Mari mengenali hak-hak buruh migran
yang termaktub dalam undang-undang. Dimulai dari undang-undang dasar 1945,
pertama-tama secara umum di dalam pasal 27 ayat 2 negara menjamin bahwa setiap
warga negara Indonesia memiliki hak untuk memperoleh pekerjaan yang layak bagi
kemanusian.
Selanjutnya di pasal 28
undang-undang yang sama, ada beberapa poin yang bisa dijadikan buruh migran
atau pegiat buruh migran sebagai rujukan untuk advokasi.

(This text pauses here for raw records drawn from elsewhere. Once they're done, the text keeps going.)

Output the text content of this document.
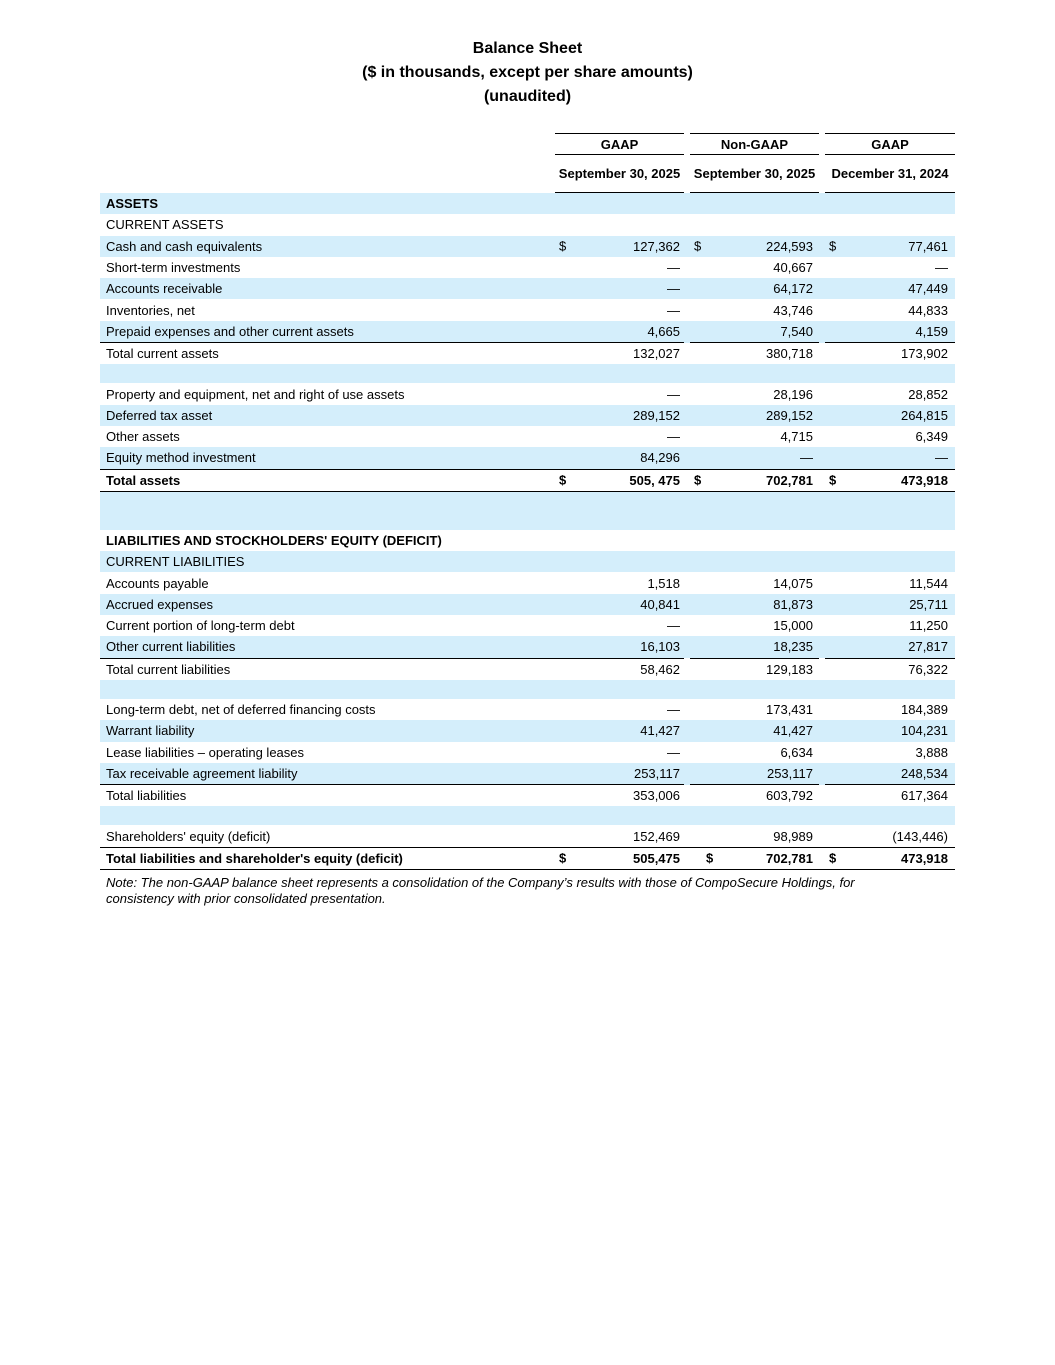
Balance Sheet
($ in thousands, except per share amounts)
(unaudited)
	GAAP		Non-GAAP		GAAP
	September 30, 2025		September 30, 2025		December 31, 2024
ASSETS					
CURRENT ASSETS					
Cash and cash equivalents	$ 127,362		$ 224,593		$ 77,461
Short-term investments	—		40,667		—
Accounts receivable	—		64,172		47,449
Inventories, net	—		43,746		44,833
Prepaid expenses and other current assets	4,665		7,540		4,159
Total current assets	132,027		380,718		173,902

Property and equipment, net and right of use assets	—		28,196		28,852
Deferred tax asset	289,152		289,152		264,815
Other assets	—		4,715		6,349
Equity method investment	84,296		—		—
Total assets	$ 505, 475		$ 702,781		$ 473,918

LIABILITIES AND STOCKHOLDERS' EQUITY (DEFICIT)					
CURRENT LIABILITIES					
Accounts payable	1,518		14,075		11,544
Accrued expenses	40,841		81,873		25,711
Current portion of long-term debt	—		15,000		11,250
Other current liabilities	16,103		18,235		27,817
Total current liabilities	58,462		129,183		76,322

Long-term debt, net of deferred financing costs	—		173,431		184,389
Warrant liability	41,427		41,427		104,231
Lease liabilities – operating leases	—		6,634		3,888
Tax receivable agreement liability	253,117		253,117		248,534
Total liabilities	353,006		603,792		617,364

Shareholders' equity (deficit)	152,469		98,989		(143,446)
Total liabilities and shareholder's equity (deficit)	$ 505,475		$ 702,781		$ 473,918
Note: The non-GAAP balance sheet represents a consolidation of the Company’s results with those of CompoSecure Holdings, for consistency with prior consolidated presentation.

Pasal 28D ayat 1 misalnya setiap
orang berhak atas pengakuan, jaminan, perlindungan, dan kepastian hukum yang
adil serta perlakuan yang sama dihadapan hukum. Pada ayat kedua pasal yang
sama, setiap orang berhak untuk bekerja serta mendapat imbalan, diperlakukan
adil, dan layak dalam hubungan kerja.
Di dalam pasal 28G ayat 1 juga
disinggung bahwa setiap orang berhak atas perlindungan diri pribadi, keluarga,
kehormatan, martabat, dan harta benda. Selain pasal-pasal dalam undang-undang
dasar yang disebutkan di atas ada juga beberapa pasal dalam undang-undang dasar
yang bisa dijadikan rujukan untuk memperkuat posisi buruh migran, yakni pasal
28D ayat 1, pasal 28H ayat 1, dan pasal 28I ayat 4.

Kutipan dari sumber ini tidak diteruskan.